Even if training on an ergometer looks simple and easy, many users unfortunately underestimate the danger that can arise in the course of incorrect posture or use. Who therefore does not adjust his ergometer correctly and train properly with it, can risk in the long run, in addition to posture damage, also tensions and even pain. This is, of course, anything but conducive to good health, so that before training - especially for beginners - a small basic course can not hurt.
From bent hands and incorrect saddle adjustment
Of course, at first glance, the ergometer resembles a classic bicycle. But the fitness device is becoming more and more popular as the wire bike, which is to be led on the street. Whether in fitness studios or for home use, many different ergometers are offered, but they should be adjusted to the individual circumstances, so that a correct training can take place. This is necessary so that, for example, the notorious bent hand does not arise. When using an ergometer, the hands should always be considered an extension of the forearm. They should therefore not bend in any way, either upwards or downwards. If this point is not taken into account, it can lead to joint pain in the long run, which is neither desirable nor beneficial.
However, it is not only the hand and arm position that is important for training with the ergometer. The saddle should always be adjusted to the personal size. If the saddle is too low, for example, the leg muscles cannot be sufficiently exercised during use. Much more, the knee joints are overloaded, which can have equally painful effects. A good rule of thumb is that the thighs should not reach more than a 90° angle with the lower legs when using the pedals. The best way to check this condition is on the ergometer itself. For this purpose, the angle between the thighs and lower legs should not exceed 170° in the stretched state. If this is the case, however, the saddle must be corrected and in this case set lower.
Mistakes when training with an ergometer
A solid posture is essential for training with the ergometer. For example, when riding, the shoulders should not be pulled up too much - this could sooner or later affect the neck muscles and as a result even lead to headaches. If, on the other hand, the shoulder area is slightly down, the posture is ideal for training on the ergometer. It is also important not to swing the upper body back and forth too much - this only costs valuable energy and is anything but effective. On the other hand, it is better to think about proper cycling in the open air. Here, after all, there is no wobbling back and forth. What is good is a straight and steady upper body that remains harmonious while the legs do most of the work.
Note: It is not uncommon to see a hunchback in ergometer users. Those who are attracted to this position need not be surprised afterwards by pain and strains in the lumbar region. It is therefore not correct to lie on the ergometer's handles, but to loosely enclose them with the hands and aim for a straight upper body. So here it is indeed: chest out, stomach in!
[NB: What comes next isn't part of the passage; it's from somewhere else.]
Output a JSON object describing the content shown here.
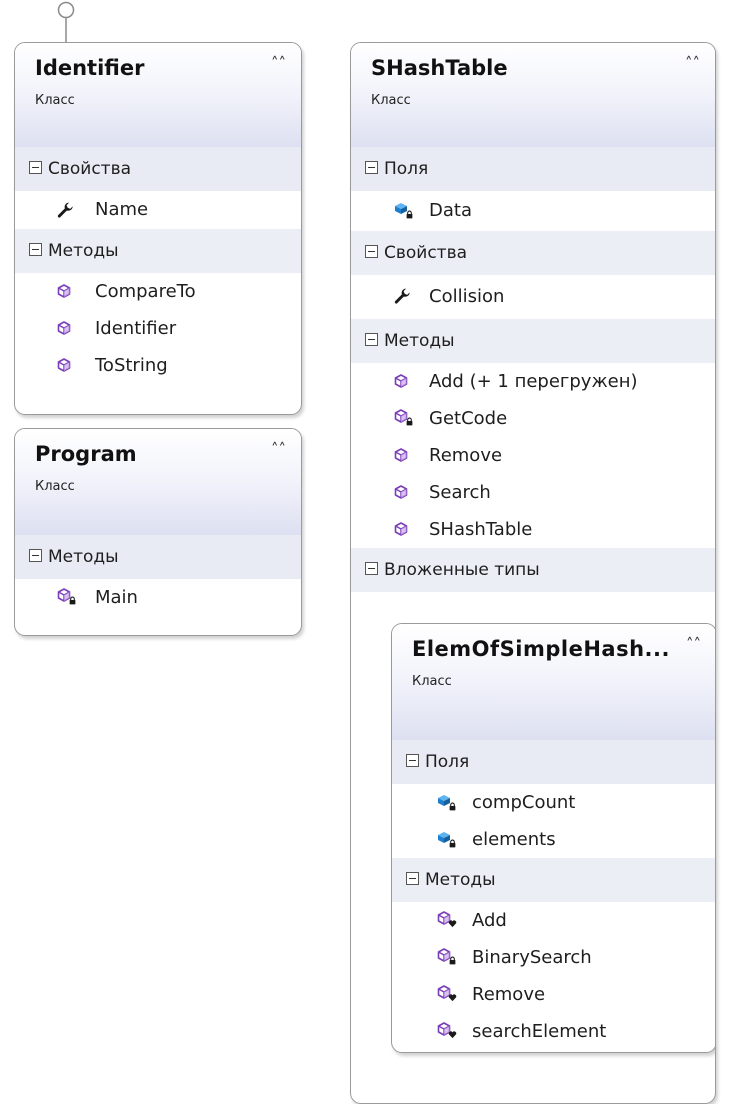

Different ergometers for different interests
In the meantime, of course, recumbent bikes and recumbent bikes are also offered, which are supposed to provide a higher fun factor during exercise. Here, the seating position is much more comfortable than on an ergometer, as there are usually larger saddles and backrests. For severely overweight athletes, these specifications are therefore more advisable, because the sitting posture is automatically optimized and thus a stress on the joints is also more gentle. However, even with these variants, the wrong saddle posture can lead to problems, similar to the ergometer, so care must prevail here as well.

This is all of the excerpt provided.